Malam itu Liz mengenakan Coat lengan panjang warna abu-abu, dipadu leggins ketat. Coat itu cukup panjang sampai menutupi atas lututnya.Ah, Liz memang benar-benar bidadari.

"Yuk, my prince.." kata Liz,

"Kawulo, Gusti Ratu." kataku sambil membungkuk.

"Grace titip kamar, yaa... ntar malem aku 'tanya-tanya' lagi." Liz melambai ke arah Grace yang masih asyik dengan laptop-nya.

"Tanya-tanya apa?" aku mengernyit penasaran.

"Mau-tahu-aja," balas Grace sambil bercekikikan dengan Liz.

Aku merasa ada yang aneh, tapi aku tidak begitu peduli. Akhirnya aku dan Liz makan Nasi Goreng dekat kampus. Aku memesan yang paling murah, kasta terendah dari menu di tempat itu: Nasi Goreng Kosong, tanpa daging, tanpa telur, tanpa sayur (untungnya masih pake nasi), yang sepiringnya cuma 6000 Perak. Yah masih dalam budget lah, nanti parkir biar Liz yang bayar.

"Tadi kamu SMS, ya..? maaf ya, Jay. Aku lagi mandi.."

"Iya.."

"Kamu kok repot-repot beli bunga, sih? padahal kan lagi kere... udah, nanti aku aja yang bayar makanannya," ucap Liz sambil mengusap nasi yang menempel di daguku.

"Yaaaah.."

"Kenapa? Santai aja kali.."

"Yaaah, tahu gitu aku pesan nasi goreng seafood yang paling mahal sekalian!"

"Hahaha.. dasar kere!!" Liz tertawa terbahak-bahak sampai nasi goreng berhamburan dari mulutnya.

Aku menyeruput air putih+es batu dari gelasku.

"Liz.." kataku kemudian.

"Apa?

"Aku kangen kamu."

"Aku juga." Liz menggenggam tanganku. "Jay, dari semester satu kita sama-sama, dan seminggu ini aku baru tahu ternyata bisa sesakit itu waktu kamu nggak ada."

Aku mengusap-usap rambut pendek Liz. "Maafin aku ya, sudah kekanak-kanakan." sekali lagi, cinta telah mengalahkan ego sodara-sodara.

"Maafin aku juga yah, Jay."

Kami terdiam.

"Kita jangan berantem lagi, ya."

"Iya."

"Janji?"

"Janji." Kami saling mengaitkan kelingking.

"Aku sayang kamu-"

"-aku sayang kamu" Ujar kami hampir berbarengan, flip-flop.

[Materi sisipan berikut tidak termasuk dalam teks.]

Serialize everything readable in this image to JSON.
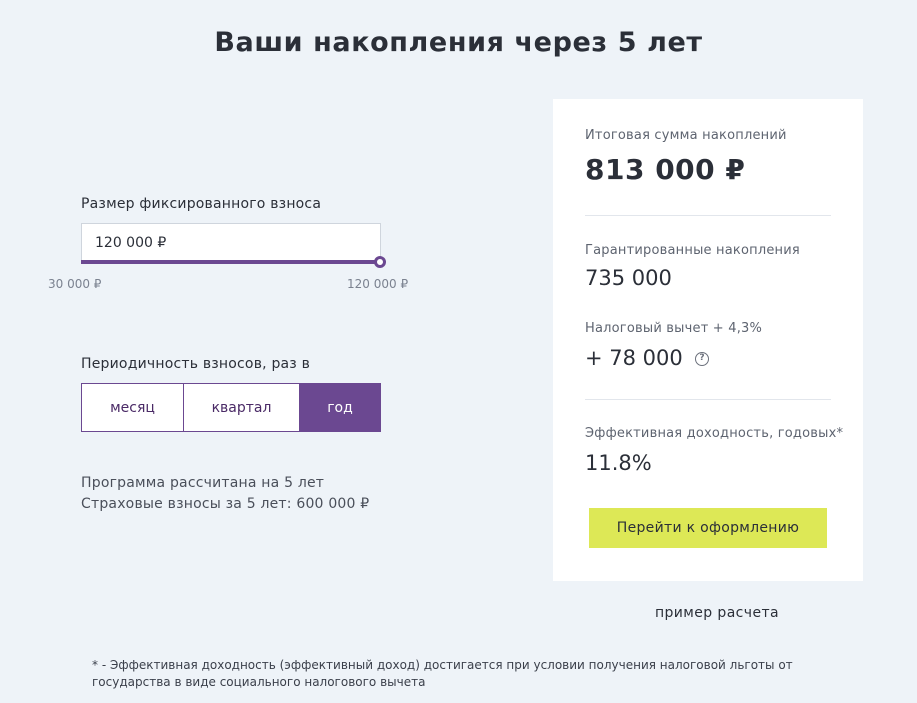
{
  "title": "Ваши накопления через 5 лет",
  "contribution": {
    "label": "Размер фиксированного взноса",
    "value": "120 000 ₽",
    "min_label": "30 000 ₽",
    "max_label": "120 000 ₽",
    "fill_percent": 100
  },
  "periodicity": {
    "label": "Периодичность взносов, раз в",
    "options": [
      "месяц",
      "квартал",
      "год"
    ],
    "selected": "год"
  },
  "program": {
    "line1": "Программа рассчитана на 5 лет",
    "line2": "Страховые взносы за 5 лет: 600 000 ₽"
  },
  "summary": {
    "total_label": "Итоговая сумма накоплений",
    "total_value": "813 000 ₽",
    "guaranteed_label": "Гарантированные накопления",
    "guaranteed_value": "735 000",
    "tax_label": "Налоговый вычет + 4,3%",
    "tax_value": "+ 78 000",
    "tax_help_icon": "question-circle-icon",
    "yield_label": "Эффективная доходность, годовых*",
    "yield_value": "11.8%",
    "cta_label": "Перейти к оформлению"
  },
  "example_link": "пример расчета",
  "footnote": "* - Эффективная доходность (эффективный доход) достигается при условии получения налоговой льготы от государства в виде социального налогового вычета",
  "colors": {
    "accent": "#6b4891",
    "cta": "#dde856",
    "background": "#eef3f8"
  }
}
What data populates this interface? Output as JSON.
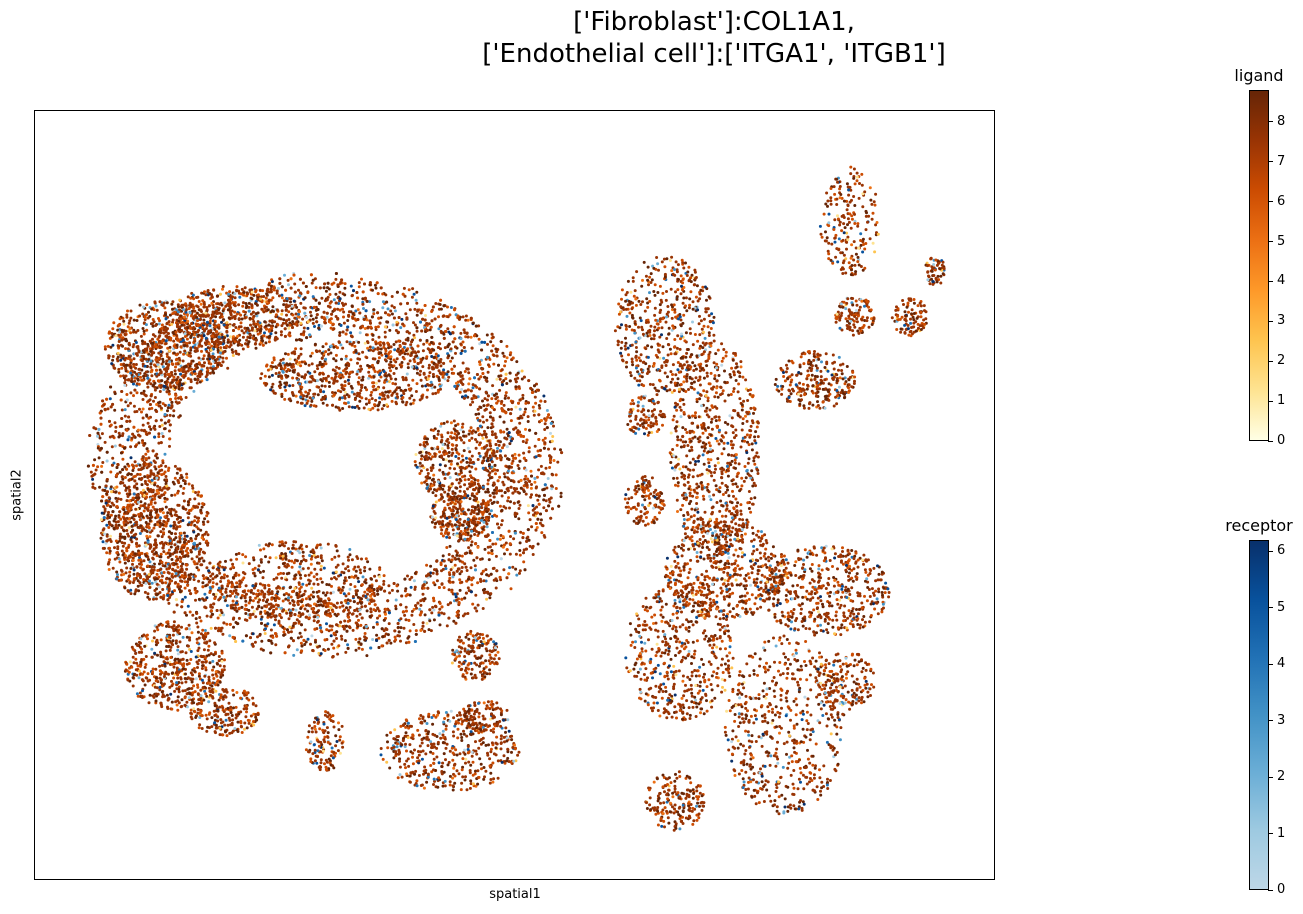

Kami berpandangan, sebelum tertawa terbahak-bahak, hingga nasi goreng berhamburan dari mulut kami.

= = = = = = = = = = = = =​

Lama kami bercanda, sambil saling menyuap. Mungkin ini yang sering dibilang oleh orang-orang, cinta akan terasa manisnya jika setelah bertengkar.

"Jay, habis ini aku mau kasih kamu kejutan," ucap Liz pasti, dengan senyum cerah dan mata yang berbinar.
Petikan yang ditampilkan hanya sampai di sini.